Tema dialog dengan kelompok umat bisa beragam, tentang visi dasar pastoral Keuskupan Tanjungkarang, katekese, sosial politik ekonomi, sampai masalah ringan misalnya tentang muda-mudi yang “loncat pagar”. Ia selalu mencatat pertanyaan-pertanyaan umat itu dalam buku tulis tebal, yang dibawanya dalam setiap kunjungan. Berikut beberapa catatan tentang kunjungan almarhum uskup emeritus itu.
Membonceng Rm. Janto menuju stasi way Kambas, 1997
Jatuh di Suwoh
Sampai 1999 Unit pastoral Liwa merupakan salah satu wilayah dalam keuskupan Tanjungkarang yang medannya cukup berat. Pada bulan September Mgr. Henrisoesanta terjadwal untuk mengunjungi Suwoh, sebuah stasi yang terletak di cekungan pegunungan Bukit Barisan. Mgr. Henri selalu bangga pada stasi ini karena kemandirian umatnya selama sekian tahun ngumbul– merintis perladangan baru – di tempat terpencil tetapi mampu mempertahankan iman tanpa kehadiran pastor.

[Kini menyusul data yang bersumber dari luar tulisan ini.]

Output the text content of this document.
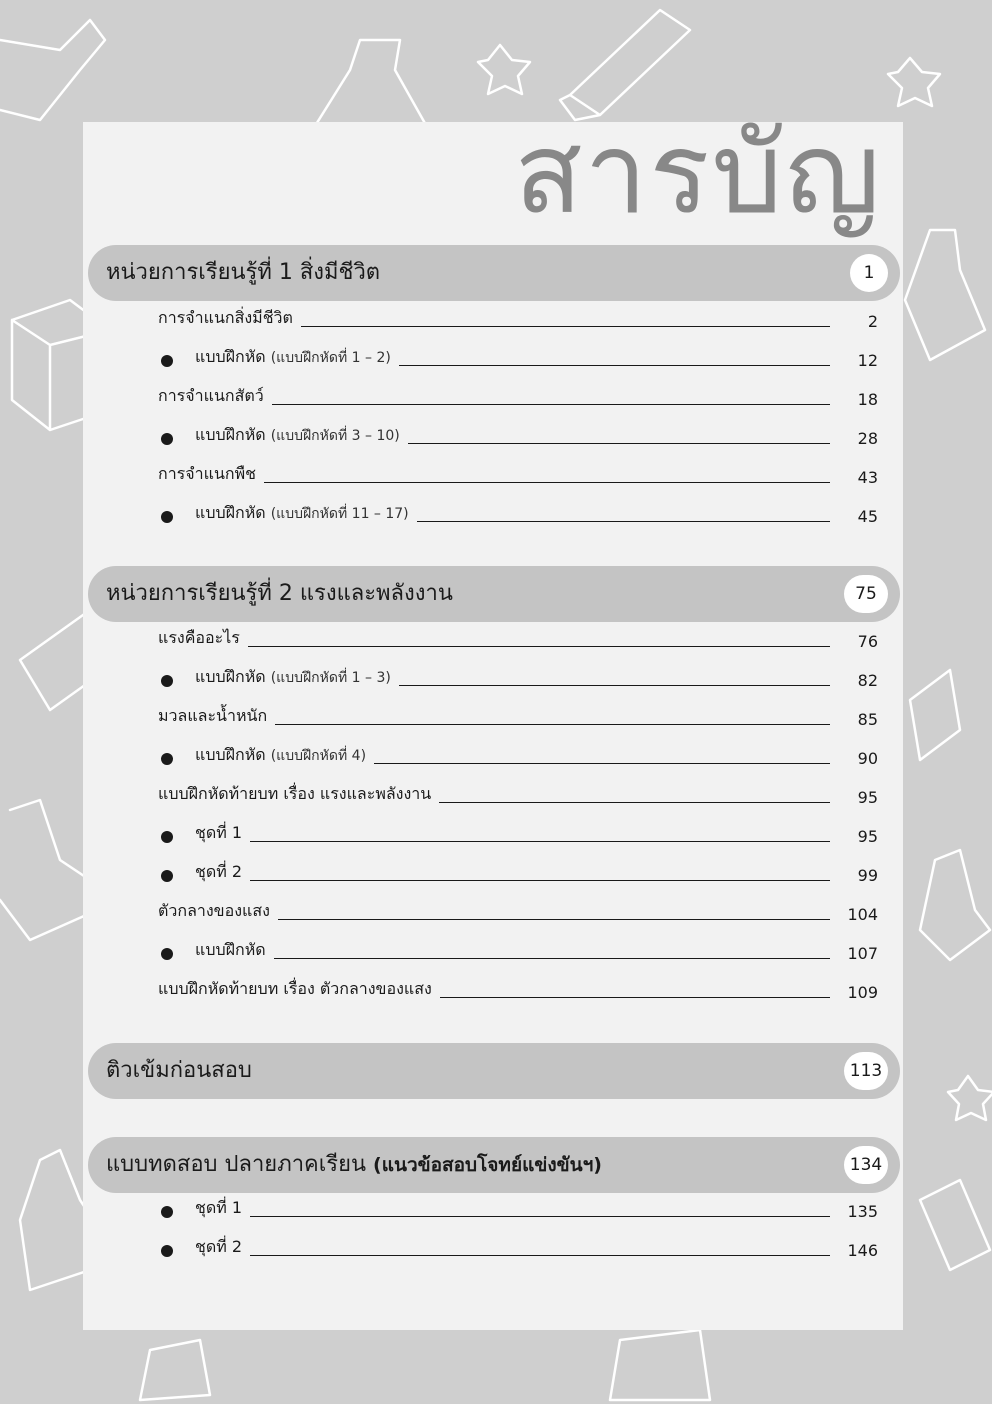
สารบัญ
หน่วยการเรียนรู้ที่ 1 สิ่งมีชีวิต	1
การจำแนกสิ่งมีชีวิต	2
แบบฝึกหัด (แบบฝึกหัดที่ 1 – 2)	12
การจำแนกสัตว์	18
แบบฝึกหัด (แบบฝึกหัดที่ 3 – 10)	28
การจำแนกพืช	43
แบบฝึกหัด (แบบฝึกหัดที่ 11 – 17)	45
หน่วยการเรียนรู้ที่ 2 แรงและพลังงาน	75
แรงคืออะไร	76
แบบฝึกหัด (แบบฝึกหัดที่ 1 – 3)	82
มวลและน้ำหนัก	85
แบบฝึกหัด (แบบฝึกหัดที่ 4)	90
แบบฝึกหัดท้ายบท เรื่อง แรงและพลังงาน	95
ชุดที่ 1	95
ชุดที่ 2	99
ตัวกลางของแสง	104
แบบฝึกหัด	107
แบบฝึกหัดท้ายบท เรื่อง ตัวกลางของแสง	109
ติวเข้มก่อนสอบ	113
แบบทดสอบ ปลายภาคเรียน (แนวข้อสอบโจทย์แข่งขันฯ)	134
ชุดที่ 1	135
ชุดที่ 2	146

Saat itu merupakan kunjungan uskup yang kedua ke Suwoh. Lima tahun sebelumnya, 1994, Suwoh merupakan tempat yang cukup parah dilanda gempa tektonik. Desa subur penghasil kopi itu total terisolir. Untuk sampai ke sana orang harus naik helikopter, kuda atau berjalan kaki. Naik motor juga bisa tetapi tidak lebih cepat atau lebih aman, karena jalan tanah sangat buruk dan terputus di beberapa tempat.
Dalam perjalanan yang kedua itu, Mgr. Henri bercerita tentang pengalamannya lima tahun sebelumnya. Bersama rombongan kecil di bawah pimpinan Rm. Vincent le Baron, ia bermaksud mengunjungi Suwoh. Perjalanan paling cepat dapat ditempuh dalam 8 jam. Setelah beberapa jam berjalan kaki, Rm. Baron memaksa Mgr. Henri untuk membonceng motor. Dipanggillah tukang ojek berjuluk Si Teler. “Dia crosser paling handal, Bapa Uskup,” kata Rm. Baron.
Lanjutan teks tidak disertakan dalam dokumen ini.